Maka tak heran, hal ini menimbulkan pertanyaan di benak anggota keluar " siapa Prisha itu? Bagaimana Hanif bisa mengenal wanita yang berlatar belakang jauh dari yang mereka bayangkan".
Di tempat yang berbeda,di rumah Caca baru siap mandi dan sedang bersiap untuk pergi berbelanja bahan dagangan ibu nya seperti biasa.
Saat Caca sedang menyisir rambut nya, tiba-tiba telfon nya berdering. Ketika Caca mengambil telfon nya untuk melihat siapa yang menelfon nya pagi-pagi, ternyata itu panggilan dari Hanif yang di simpan nya dengan nama Mr.Arrogant.
"Mau ngapain sih ni orang nelfon aku pagi-pagi begini?! Gak ada kerjaan apa ya!!" gumam nya sambil melihat panggilan itu.
"Hallo!! Lama bener si kamu angkat telfon ku!" ujar Hanif begitu telfon diangkat oleh Caca.
"Aku lagi sibuk ni, ada apa nelfon pagi-pagi ?" tanya Caca mengabaikan omelan Hanif tadi.
"Nanti sore keluarga ku akan datang melamar, tugas mu hanya satu, yaitu mengiyakan lamaran itu" ujar Hanif dengan nada lantang sangat tegas kepada Caca sambil langsung mematikan telfon diakhir perkataan nya.
Caca yang tidak sempat menjawab perkataan Hanif terdiam dan bingung. Menganggap Hanif bergurau di pagi hari, Caca meletakkan telfon nya dan melanjutkan siap-siap nya agar tidak terlambat berbelanja hari ini.
Setelah pulang berbelanja, Caca melanjutkan aktifitas hariannya dengan membantu ibu nya menyiapkan bahan-bahan untuk menggoreng kerupuk. Dan kemudian tugas Caca adalah memasukan kerupuk yang sudah di goreng ke dalam kemasan seperti biasa.
Tepat setelah dzuhur kerupuk selesai di goreng dan di kemas. Selanjutnya Naning memisah-misahkan kerupuk sambil membagi nya menjadi beberapa bagian dengan jumlah yang sama. Sedangkan Caca bersiap untuk mengantarkan kerupuk-kerupuk itu ke warung seperti biasa.

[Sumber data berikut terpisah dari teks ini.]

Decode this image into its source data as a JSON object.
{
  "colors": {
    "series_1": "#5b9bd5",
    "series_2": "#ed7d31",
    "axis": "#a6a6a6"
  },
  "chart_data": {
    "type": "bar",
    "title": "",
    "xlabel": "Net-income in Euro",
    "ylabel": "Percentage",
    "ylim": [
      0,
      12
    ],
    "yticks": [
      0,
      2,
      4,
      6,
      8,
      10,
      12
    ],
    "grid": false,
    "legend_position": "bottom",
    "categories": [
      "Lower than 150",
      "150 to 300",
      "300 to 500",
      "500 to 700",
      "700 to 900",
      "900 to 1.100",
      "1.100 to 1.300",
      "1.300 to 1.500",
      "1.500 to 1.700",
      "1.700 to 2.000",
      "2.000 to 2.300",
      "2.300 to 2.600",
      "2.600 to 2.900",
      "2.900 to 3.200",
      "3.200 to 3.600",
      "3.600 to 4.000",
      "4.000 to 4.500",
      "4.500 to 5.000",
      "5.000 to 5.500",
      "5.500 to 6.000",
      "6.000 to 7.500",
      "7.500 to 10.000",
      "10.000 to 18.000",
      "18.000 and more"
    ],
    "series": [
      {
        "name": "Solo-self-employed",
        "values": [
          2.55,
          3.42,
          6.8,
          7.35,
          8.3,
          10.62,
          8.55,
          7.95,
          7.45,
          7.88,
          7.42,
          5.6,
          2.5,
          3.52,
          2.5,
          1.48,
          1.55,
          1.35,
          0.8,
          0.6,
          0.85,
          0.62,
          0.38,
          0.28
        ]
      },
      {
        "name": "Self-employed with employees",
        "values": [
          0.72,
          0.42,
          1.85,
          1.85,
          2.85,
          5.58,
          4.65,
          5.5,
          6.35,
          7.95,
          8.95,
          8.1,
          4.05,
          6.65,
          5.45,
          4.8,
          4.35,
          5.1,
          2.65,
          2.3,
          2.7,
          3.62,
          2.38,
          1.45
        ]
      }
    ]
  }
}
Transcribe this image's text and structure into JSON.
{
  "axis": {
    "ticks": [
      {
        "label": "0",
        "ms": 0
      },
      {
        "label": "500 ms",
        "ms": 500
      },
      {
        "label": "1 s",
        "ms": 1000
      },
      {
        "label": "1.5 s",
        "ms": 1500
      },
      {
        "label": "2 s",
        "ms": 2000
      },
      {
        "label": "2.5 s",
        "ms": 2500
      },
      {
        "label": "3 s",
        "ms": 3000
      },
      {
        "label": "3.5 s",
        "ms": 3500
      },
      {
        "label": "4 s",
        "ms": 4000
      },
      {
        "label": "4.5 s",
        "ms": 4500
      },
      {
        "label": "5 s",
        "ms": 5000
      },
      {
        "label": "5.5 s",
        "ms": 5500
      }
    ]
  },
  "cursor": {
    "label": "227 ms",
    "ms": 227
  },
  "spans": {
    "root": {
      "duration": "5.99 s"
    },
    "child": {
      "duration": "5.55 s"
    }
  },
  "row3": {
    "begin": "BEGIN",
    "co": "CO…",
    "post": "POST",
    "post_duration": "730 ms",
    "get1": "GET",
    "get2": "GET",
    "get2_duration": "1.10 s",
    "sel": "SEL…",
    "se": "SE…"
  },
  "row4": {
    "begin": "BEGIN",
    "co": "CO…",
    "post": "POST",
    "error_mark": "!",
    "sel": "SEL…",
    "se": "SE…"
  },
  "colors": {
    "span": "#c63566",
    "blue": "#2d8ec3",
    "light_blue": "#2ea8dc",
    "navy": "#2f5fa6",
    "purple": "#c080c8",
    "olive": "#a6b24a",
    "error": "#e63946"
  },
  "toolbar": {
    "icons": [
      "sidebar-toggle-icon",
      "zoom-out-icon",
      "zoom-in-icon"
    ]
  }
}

Memerlukan waktu kurang lebih dua jam untuk Caca menyelesaikan tugas nya menitipkan kerupuk-kerupuk ke warung karna jarak antara warung satu dengan warung lain lumayan jauh.
Tepat jam tiga sore Hanif sudah tiba di rumah nya. Setelah memakirkan mobil mewah nya, Hanif langsung turun dan bergegas masuk kerumah nya dengan langkah yang sangat terburu-buru.
"Assalammualaikum!" salam nya ketika memasuki pintu rumah mewah nya. Langkah kaki nya langsung menuju ke ruang keluarga mencari papi dan mami nya.
"Pi, mi, uda siap? Kita berangkat sekarang?" kata Hanif dengan nada semangat.
"Iya kita uda siap, tapi Nif, apa kamu sudah yakin dengan apa yang mau kamu lakukan? Masalah nya mami dan papi tidak mengenal siapa gadis yang mau kamu lamar dan jadikan istri nak" ujar Sarita kepada Hanif untuk sedikit meyakinkan tindakan putra nya itu.
"Iya nak, papi selalu percaya sama kamu dalam hal apapun yang kamu lakukan, jika kamu sudah memilih dan katakan ingin menikahi gadis ini, papi yakin bahwa gadis ini begitu baik dan layak bagimu sehingga kamu memilih nya, tapi yang papi mau kamu ingat, bahwa pernikahan bukan hal kecil, bukan satu hari atau satu tahun Nif, tapi ini akan seumur hidup mu" ujar Saksena menasehati dan meyakinkan lagi langkah yang di ambil oleh putra kesayangan nya itu.
"Yes mi, pi, aku paham semua nya, dan ini bukan keputusan yang ku ambil sejam lalu, tapi ini keputusan yang uda aku fikirkan berhari-hari lalu, dan aku yakin dengan keputusanku" kata Hanif dengan tegas meyakinkan kedua orang tua nya.
"Oke kalau begitu berarti beres, mari kita berangkat sekarang, nanti kesorean" kata Saksena sambil bergerak melangkahkan kaki dan tangan kanan nya tak lupa merangkul bahu Sarita istri tercinta nya.
Dan tak terasa waktu berjalan sangat cepat. Hari sudah mulai sore, dan tugas Caca selesai. Sore itu saat Caca pulang ke rumah nya, dilihat nya dari kejauhan ada pemandangan yang tak biasa di depan rumah nya. Terlihat ada satu mobil mewah Alphart berwarna putih terparkir di halaman depan rumah nya.
Dipercepat nya laju sepeda motor yang di kendarai nya. Lalu langsung di parkirkan nya sepeda motor milik nya di belakang mobil itu.
"Mobil siapa ini? Kenapa parkir disini ya ?!" fikir nya sambil berjalan masuk ke rumah nya.